WASHINGTON (thehill): The House is gearing up for votes this week to undo three Trump-era rules, using a special legislative tool to repeal some of the previous administration’s agency actions.
Democrats will draw on the Congressional Review Act (CRA) to take aim at rules governing methane regulations, lending practices and employment discrimination cases.
The three resolutions, which made it through the Senate on simple majority votes that included Republicans crossing the aisle on two of the measures, all have a good chance of clearing the House.
Sending the measures to President Biden’s desk would deal a blow to former President Trump’s legacy and mark the first time Congress has repealed his administration’s policies through the CRA, which allows lawmakers and a new president to get rid of rules established under a previous president if they were completed shortly before the change in administration.
“You have lots of different tools that you can use to shift regulatory policy. This tool comes with some interesting sort of expedited procedures,” said Daniel Pérez, a senior policy analyst at George Washington University’s Regulatory Studies Center.
The CRA is an all-or-nothing tool, he said, that lets you get rid of existing rules, but not revise them.
“It’s a sledgehammer, not a scalpel,” Pérez said.
The CRA was successfully used just once before 2017, but at the start of Trump’s presidency Republicans were able to eliminate more than a dozen Obama-era regulations since they controlled both the House and Senate.
And while some on the left may view this week’s vote as a kind of payback, there are other progressives who argue that Democrats should be pushing to eliminate the CRA, not give it legitimacy by using it against Trump.
“The Congressional Review Act is quite possibly the worst law Congress has ever enacted,” said James Goodwin, a senior policy analyst with the left-leaning Center for Progressive Reform.
He argued that it better serves Republicans than Democrats because the GOP’s agenda is more deregulatory, while Democrats may want to add more regulations, not just take them away.
“Very often, using the CRA puts Republicans where they want to be at. Almost never does using the CRA put Democrats where they want to be at,” he said.
“Getting rid of Trump stuff is never going to be adequate for President Biden,” Goodwin added, noting that Biden will want to implement regulations instead of just getting rid of deregulatory actions.
Still, some observers said they were surprised that Democrats haven’t targeted more Trump-era rules.
“Given how much success the Republicans had using it and how little success it had prior to that…and given how [many] differences there are in regulatory policy between the Trump administration and the Biden administration, just as there was such a broad difference between Obama and Trump, I would’ve thought for sure we were going to see more CRA activity,” said Diane Katz, a senior research fellow at the conservative Heritage Foundation.
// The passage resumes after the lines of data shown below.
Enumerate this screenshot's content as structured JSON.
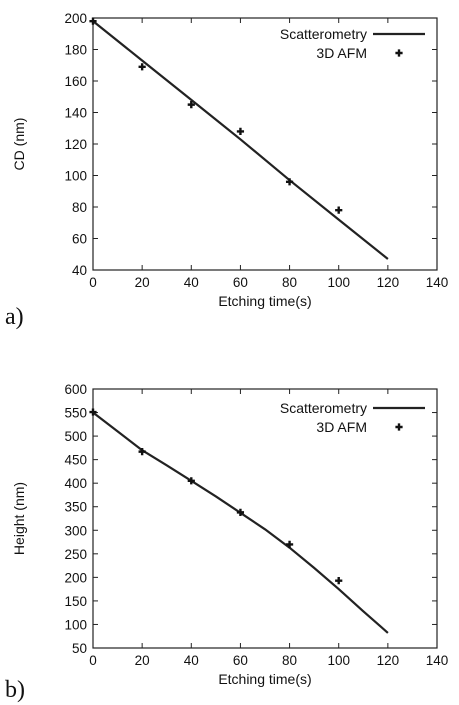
{
  "chart_data": [
    {
      "type": "line",
      "panel_label": "a)",
      "xlabel": "Etching time(s)",
      "ylabel": "CD (nm)",
      "xlim": [
        0,
        140
      ],
      "ylim": [
        40,
        200
      ],
      "x_ticks": [
        0,
        20,
        40,
        60,
        80,
        100,
        120,
        140
      ],
      "y_ticks": [
        40,
        60,
        80,
        100,
        120,
        140,
        160,
        180,
        200
      ],
      "legend_position": "top-right",
      "series": [
        {
          "name": "Scatterometry",
          "style": "line",
          "x": [
            0,
            20,
            40,
            60,
            80,
            100,
            120
          ],
          "y": [
            198,
            173,
            148,
            123,
            97,
            72,
            47
          ]
        },
        {
          "name": "3D AFM",
          "style": "marker",
          "x": [
            0,
            20,
            40,
            60,
            80,
            100
          ],
          "y": [
            198,
            169,
            145,
            128,
            96,
            78
          ]
        }
      ]
    },
    {
      "type": "line",
      "panel_label": "b)",
      "xlabel": "Etching time(s)",
      "ylabel": "Height (nm)",
      "xlim": [
        0,
        140
      ],
      "ylim": [
        50,
        600
      ],
      "x_ticks": [
        0,
        20,
        40,
        60,
        80,
        100,
        120,
        140
      ],
      "y_ticks": [
        50,
        100,
        150,
        200,
        250,
        300,
        350,
        400,
        450,
        500,
        550,
        600
      ],
      "legend_position": "top-right",
      "series": [
        {
          "name": "Scatterometry",
          "style": "line",
          "x": [
            0,
            10,
            20,
            30,
            40,
            50,
            60,
            70,
            80,
            90,
            100,
            110,
            120
          ],
          "y": [
            550,
            510,
            470,
            438,
            405,
            372,
            337,
            302,
            263,
            220,
            175,
            128,
            82
          ]
        },
        {
          "name": "3D AFM",
          "style": "marker",
          "x": [
            0,
            20,
            40,
            60,
            80,
            100
          ],
          "y": [
            551,
            467,
            405,
            338,
            270,
            193
          ]
        }
      ]
    }
  ],
  "colors": {
    "line": "#222222",
    "marker": "#111111",
    "axis": "#222222"
  }
}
“In my mind, it’s kind of a wasted opportunity,” she said.
One of the Trump administration rules on tap for elimination this week is one that got rid of methane emissions standards for the oil and gas sector, and nixed limits for substances known as volatile organic compounds from oil and gas transmission and storage.
“This resolution is important, it’s probably one of the most important things that we can do right now because methane emissions are so damaging to the climate,” Rep. Diana DeGette (D-Colo.), the resolution’s sponsor, told The Hill in an interview.
Methane is more powerful than carbon dioxide when it comes to warming the planet, though it doesn’t stay in the atmosphere as long.
The CRA resolution on lending would repeal a currency rule that allows lenders to offer loans at interest rates that exceed state limits if they team up with a federally chartered bank headquartered in a state with a higher cap.
The Trump administration argued that the rule clears up uncertainty surrounding who is the “true lender” in such cases, but opponents say it allows lenders to charge consumers higher rates.
Rebecca Borné, senior policy counsel with the Center for Responsible Lending, said that this week’s vote was a “pretty clear choice between protecting consumers from extremely predatory loans” or exposing them to such loans.
The third rule up for elimination requires the Equal Employment Opportunity Commission to provide more information to employers when the agency is trying to help reach an out-of-court resolution in discrimination cases.
The Trump administration said the additional information would improve transparency, while critics said it could lead to retaliation because employers would be able to better-identify victims and witnesses, with employers also having an advantage in potential litigation through early access to information.
“When workers bring credible claims of discrimination to the EEOC, they deserve a fair process that protects their rights and shields them from retaliation,” said CRA resolution sponsor and House Committee on Education and Labor Chairman Bobby Scott (D-Va.) when introducing the measure earlier this year.